Virtually everything I said about Aqua’s success and Europop also applies to Celine Dion, except at gargantuan scale. Longing is as universal as dancing, after all, and on “My Heart Will Go On” Dion produces the most straight-line expression of yearning she can, a record whose emotional aim is unmistakeable whatever your language, national or musical heritage. It was huge everywhere, but in Europe especially its conquests would make Napoleon blush.
This targeted globalism might account for Dion’s heavier accent and phrasing – “Luff wass when I lufft you” and so on. The trace inflections on “Think Twice” have become full-blown exaggerations, emphasising how she’s not a native English speaker but far harder to specifically place. Sound like you belong nowhere, and maybe you belong everywhere. In his landmark book Let’s Talk About Love, which has become an inevitable companion to any chat about Celine, Carl Wilson raises the idea of schmaltz as a key to Dion’s appeal. Wilson identifies in schmaltzy songs a tradition of “ethnic outsiders who expressed emotions too outsized for most white American performers but in non African-American codes”.
Translated to Britain, where the “color line” operated differently, we’re back to the heaving, sobbing, light opera sentimentality of David Whitfield and Al Martino, the very dawn of the charts. But even here schmaltz is still, as Wilson posits, an immigrant emotion: ‘hot-blooded’ foreign music expressing things too large and florid for the sophisticated (or repressed) English culture to handle. Emphasis English, not British: England treats the rest of the United Kingdom as a source of on-tap emotion, wildness, mysticism, and so on. That goes double for Ireland, where “My Heart Will Go On” is drawing much of its musical schmaltz from, and England at the end of the 90s is fascinated by Ireland: its comedians, its boybands, its economy, its bonhomie, and, yes, its sentiment.

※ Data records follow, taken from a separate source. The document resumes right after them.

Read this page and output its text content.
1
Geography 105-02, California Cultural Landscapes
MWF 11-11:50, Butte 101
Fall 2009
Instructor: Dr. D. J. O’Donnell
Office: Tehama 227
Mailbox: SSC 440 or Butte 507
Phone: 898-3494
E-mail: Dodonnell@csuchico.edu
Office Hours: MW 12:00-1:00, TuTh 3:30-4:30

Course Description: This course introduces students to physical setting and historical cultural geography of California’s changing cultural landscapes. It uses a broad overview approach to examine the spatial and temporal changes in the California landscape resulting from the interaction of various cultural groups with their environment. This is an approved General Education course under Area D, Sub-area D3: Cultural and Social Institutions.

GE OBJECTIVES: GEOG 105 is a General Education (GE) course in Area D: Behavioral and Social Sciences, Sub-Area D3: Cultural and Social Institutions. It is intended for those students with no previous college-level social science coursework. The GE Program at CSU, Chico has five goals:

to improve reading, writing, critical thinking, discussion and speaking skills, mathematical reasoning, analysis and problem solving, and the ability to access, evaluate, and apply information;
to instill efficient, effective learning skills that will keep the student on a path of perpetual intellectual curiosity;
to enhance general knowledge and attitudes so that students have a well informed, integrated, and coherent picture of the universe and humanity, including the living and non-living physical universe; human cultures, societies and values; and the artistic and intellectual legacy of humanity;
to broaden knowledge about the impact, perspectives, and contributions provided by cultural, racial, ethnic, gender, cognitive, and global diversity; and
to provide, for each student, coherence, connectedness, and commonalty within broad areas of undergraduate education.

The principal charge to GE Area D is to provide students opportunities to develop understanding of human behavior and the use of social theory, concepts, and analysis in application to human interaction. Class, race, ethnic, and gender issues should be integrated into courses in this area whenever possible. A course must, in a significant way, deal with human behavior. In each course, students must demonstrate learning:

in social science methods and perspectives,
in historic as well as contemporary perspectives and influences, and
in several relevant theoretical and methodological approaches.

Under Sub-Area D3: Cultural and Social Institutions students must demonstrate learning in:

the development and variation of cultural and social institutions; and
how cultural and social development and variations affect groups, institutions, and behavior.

So a reading of “My Heart Will Go On” as schmaltz in an English context absolutely works. But you don’t need that explanation for its specific hugeness, here or anywhere, since it had the happy circumstance of being bolted on to the end credits of the highest-grossing film of all time. With audiences sniffling already, the simplicity and directness of “My Heart Will Go On” – not to mention it’s third-chorus wham of a crescendo – is as foolproof a purchase trigger as you could imagine. It sold 15 million worldwide – if iTunes had been around back then, ready just as you left the theatre, it might have sold twice that.
The interesting thing, though, is how so many people involved with the song thought it was a bad idea. James Cameron had to be talked into using it, and Celine Dion didn’t want to record it and laid her vocals down as a one-take demo. Did they feel it was too gross, too manipulative? It’s possible. Their hunches, in any case, were commercially completely wrong – but aesthetically a lot more defensible. “My Heart Will Go On” is not, by my lights, a good record.
But where does it go wrong? Not in hugeness – world-cracking balladry is nothing to be ashamed of. Not the performance, either – it’s a stirring tune, and Dion’s singing before the song peaks is an interesting study in how someone with a powerful voice projects hurt and weakness, with a fluttery, restrained thinness until she’s able to roar on the climax. My problem is its lack of imagination and ambition. Which seems an odd charge to level at such an epic record, but for me “My Heart Will Go On” is too universal – there’s no twists of language or sentiment here, no musical surprises, nothing to make this feel like an individual human experience to relate to. “Think Twice”, “Total Eclipse”, “The Power Of Love”, and many of the other megaballads felt like ordinary feelings exploded to epic size, their vulnerabilities intact: “My Heart Will Go On” feels like an epic hunting around for a feeling wide enough to fill it. But it’s also too specific – because obviously it is about individuals, Jack and Rose, Kate and Leo. It’s as parasitic a record as “Men In Black”: you have a ready-made story to fill the epic up. But if you haven’t seen Titanic – and I haven’t – the song is an empty vessel.